Lucida Sans Unicode
- Category: Sans-serif
- Classification: Humanist
- Designer: Charles Bigelow Kris Holmes
- Foundry: Bigelow & Holmes
- Date released: 1993
- Sample

= Lucida Sans Unicode =

Humanist sans-serif typeface

Lucida Sans Unicode is an OpenType typeface from the design studio of Bigelow & Holmes, designed to support the most commonly used characters defined in version 1.0 of the Unicode standard. It is a sans-serif variant of the Lucida font family and supports Latin, Greek, Cyrillic and Hebrew scripts, as well as all the characters used in the International Phonetic Alphabet.

It is the first Unicode encoded font to include non-Latin scripts (Greek, Cyrillic, Hebrew). It was designed by Kris Holmes and Charles Bigelow in 1993, and was first shipped with the Microsoft Windows NT 3.1 operating system.

The font comes pre-installed with all Microsoft Windows versions since Windows 98. A nearly identical font, called Lucida Grande, shipped as the default system font with Apple's Mac OS X operating system, until switching to Helvetica Neue in 2014 with OS X Yosemite; Lucida Grande added support for Arabic and Thai scripts.

Letters in the International Phonetic Alphabet, particularly upside down letters, are aligned for easy reading upside down.

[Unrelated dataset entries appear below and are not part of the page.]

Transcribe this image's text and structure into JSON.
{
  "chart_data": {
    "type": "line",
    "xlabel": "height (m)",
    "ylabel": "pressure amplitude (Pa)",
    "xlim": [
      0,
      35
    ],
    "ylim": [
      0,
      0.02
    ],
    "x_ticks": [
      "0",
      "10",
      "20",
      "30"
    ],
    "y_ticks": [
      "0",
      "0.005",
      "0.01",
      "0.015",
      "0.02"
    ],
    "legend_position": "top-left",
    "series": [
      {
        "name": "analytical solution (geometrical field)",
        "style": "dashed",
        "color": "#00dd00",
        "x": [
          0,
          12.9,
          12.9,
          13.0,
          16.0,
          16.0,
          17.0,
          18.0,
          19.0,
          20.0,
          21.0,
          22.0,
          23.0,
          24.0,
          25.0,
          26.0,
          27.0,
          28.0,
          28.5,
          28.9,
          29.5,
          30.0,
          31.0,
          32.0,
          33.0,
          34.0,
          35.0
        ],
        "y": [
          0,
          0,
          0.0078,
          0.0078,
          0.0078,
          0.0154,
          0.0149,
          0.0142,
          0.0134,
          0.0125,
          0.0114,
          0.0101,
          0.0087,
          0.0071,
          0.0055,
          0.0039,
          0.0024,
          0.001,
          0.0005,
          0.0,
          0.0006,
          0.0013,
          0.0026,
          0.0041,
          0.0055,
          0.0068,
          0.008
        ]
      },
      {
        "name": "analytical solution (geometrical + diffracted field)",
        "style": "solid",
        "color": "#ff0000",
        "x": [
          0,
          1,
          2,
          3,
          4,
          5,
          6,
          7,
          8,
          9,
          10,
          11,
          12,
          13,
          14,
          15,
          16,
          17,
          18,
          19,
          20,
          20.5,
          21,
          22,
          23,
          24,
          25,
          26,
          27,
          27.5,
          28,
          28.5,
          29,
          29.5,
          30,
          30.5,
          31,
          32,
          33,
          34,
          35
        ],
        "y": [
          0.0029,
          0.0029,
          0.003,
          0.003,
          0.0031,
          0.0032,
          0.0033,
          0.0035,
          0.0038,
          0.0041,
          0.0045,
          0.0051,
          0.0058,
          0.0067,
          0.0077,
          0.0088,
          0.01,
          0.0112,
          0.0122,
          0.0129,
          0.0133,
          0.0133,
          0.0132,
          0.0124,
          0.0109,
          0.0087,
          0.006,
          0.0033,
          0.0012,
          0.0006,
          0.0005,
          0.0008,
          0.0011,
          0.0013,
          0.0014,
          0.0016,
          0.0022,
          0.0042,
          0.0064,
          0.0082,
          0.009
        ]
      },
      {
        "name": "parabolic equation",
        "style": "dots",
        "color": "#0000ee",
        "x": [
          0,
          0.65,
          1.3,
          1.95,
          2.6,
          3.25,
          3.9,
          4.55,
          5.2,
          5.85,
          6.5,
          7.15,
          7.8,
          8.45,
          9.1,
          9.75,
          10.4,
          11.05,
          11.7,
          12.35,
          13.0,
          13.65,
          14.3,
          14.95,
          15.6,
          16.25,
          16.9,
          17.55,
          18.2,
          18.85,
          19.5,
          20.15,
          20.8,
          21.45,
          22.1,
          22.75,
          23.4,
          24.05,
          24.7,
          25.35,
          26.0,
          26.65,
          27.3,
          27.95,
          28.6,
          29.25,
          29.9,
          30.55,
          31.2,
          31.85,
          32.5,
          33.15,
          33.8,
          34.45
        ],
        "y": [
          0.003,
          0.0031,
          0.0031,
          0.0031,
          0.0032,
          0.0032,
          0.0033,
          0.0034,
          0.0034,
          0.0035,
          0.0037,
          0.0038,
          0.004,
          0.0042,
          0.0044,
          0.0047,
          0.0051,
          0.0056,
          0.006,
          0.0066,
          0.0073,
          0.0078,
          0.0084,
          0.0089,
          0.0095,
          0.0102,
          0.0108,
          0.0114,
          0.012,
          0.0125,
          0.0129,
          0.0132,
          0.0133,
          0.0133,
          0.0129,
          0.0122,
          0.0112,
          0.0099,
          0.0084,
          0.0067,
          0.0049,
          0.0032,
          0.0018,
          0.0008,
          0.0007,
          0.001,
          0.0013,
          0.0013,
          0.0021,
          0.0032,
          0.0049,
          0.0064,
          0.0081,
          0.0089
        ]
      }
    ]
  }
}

Thus, the font is among the most ideal for upside-down text, compared to other Unicode typefaces, which have the turned "t" and "h" characters aligned with their tops at the base line and thus appear out of line.

The typeface has a flaw in the combining low line character (U+0332) and the combining double low line character (U+0333), which are rendered as a blank or as a simple tiny underline when font-size is less than 238 point or so in word processors.

Other well-known Unicode fonts include Code2000, Arial Unicode MS, and the various Free software Unicode typefaces.